According to Dr. Nancy Lin, Associate Chief, Division of Breast Oncology at Dana-Farber Cancer Institute and Principal Investigator for the trial, up to 50% of patients with HER2 positive metastatic breast cancer develop brain metastases during their illness, significantly affecting quality of life and outcomes. The data from this study will help inform treatment decisions by further clarifying the clinical benefits and safety profile of ENHERTU.

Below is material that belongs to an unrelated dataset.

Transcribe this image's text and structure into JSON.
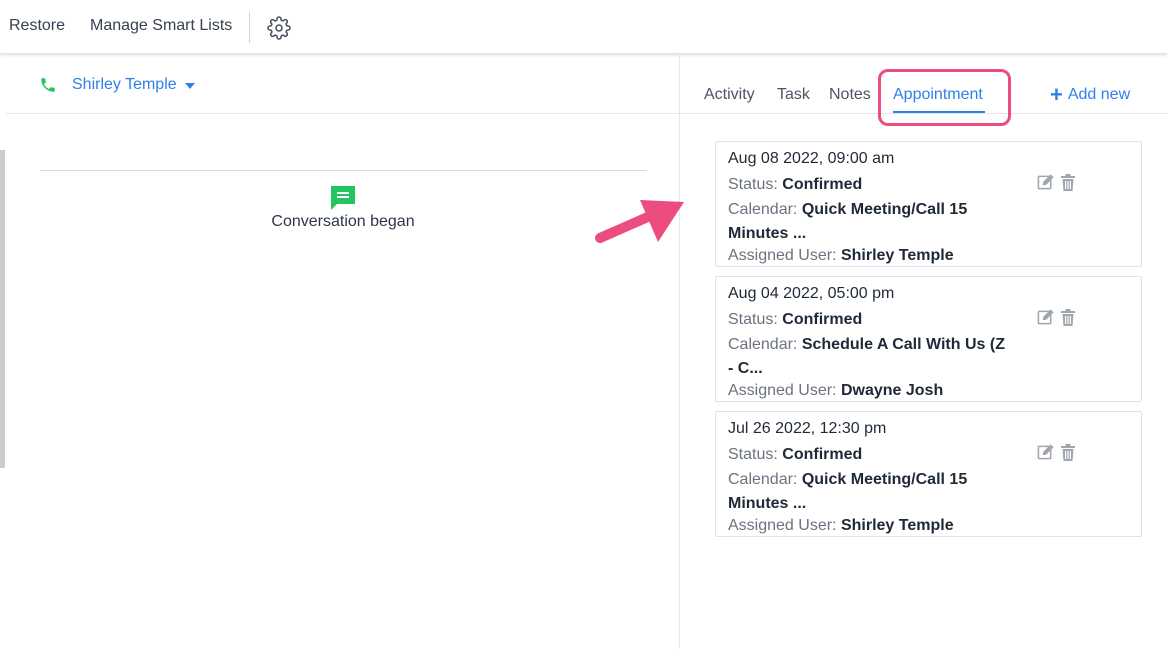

The safety profile of ENHERTU in the DESTINY-Breast12 trial was consistent with previous breast cancer trials. Adverse events of grade 3 or higher, occurring in 5% or more patients in either cohort, included neutropenia, fatigue, anemia, and nausea. Interstitial lung disease (ILD) or pneumonitis was seen in 16.0% of patients in the brain metastases cohort and 12.9% in the non-brain metastases cohort. These findings were in line with earlier studies on the drug.

Dr. Mark Rutstein, Global Head of Oncology Clinical Development at Daiichi Sankyo, emphasized the challenge of treating brain metastases in breast cancer patients, highlighting the importance of these findings. Dr. Sunil Verma, Global Head of Oncology Franchise at AstraZeneca, noted that the results reinforce the potential of ENHERTU in treating HER2 positive metastatic breast cancer, both with and without brain metastases.

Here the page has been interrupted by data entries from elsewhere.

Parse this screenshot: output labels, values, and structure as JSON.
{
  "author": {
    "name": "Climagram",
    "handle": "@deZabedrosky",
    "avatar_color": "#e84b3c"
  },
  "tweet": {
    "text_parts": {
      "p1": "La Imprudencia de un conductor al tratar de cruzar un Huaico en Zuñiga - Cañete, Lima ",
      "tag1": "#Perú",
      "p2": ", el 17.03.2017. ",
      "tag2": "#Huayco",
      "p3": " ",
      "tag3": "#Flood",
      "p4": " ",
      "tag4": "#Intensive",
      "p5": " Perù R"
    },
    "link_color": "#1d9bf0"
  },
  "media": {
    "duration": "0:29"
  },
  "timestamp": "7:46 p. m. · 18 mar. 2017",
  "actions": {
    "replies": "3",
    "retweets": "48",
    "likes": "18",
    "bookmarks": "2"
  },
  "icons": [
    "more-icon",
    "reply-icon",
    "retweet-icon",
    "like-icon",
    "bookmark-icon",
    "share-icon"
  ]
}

Patients in the trial received no more than two prior lines of therapy in the metastatic setting, with a median follow-up duration of 15.4 months for the brain metastases cohort and 16.1 months for the non-brain metastases cohort. As of the data cut-off on February 8, 2024, 213 patients remained on treatment.

The DESTINY-Breast12 study is an open-label, multicenter trial evaluating the efficacy and safety of ENHERTU. It involved patients with or without baseline brain metastases who had progressed after prior anti-HER2-based regimens. The study enrolled 504 patients across multiple regions, including Asia, Europe, North America, and Oceania.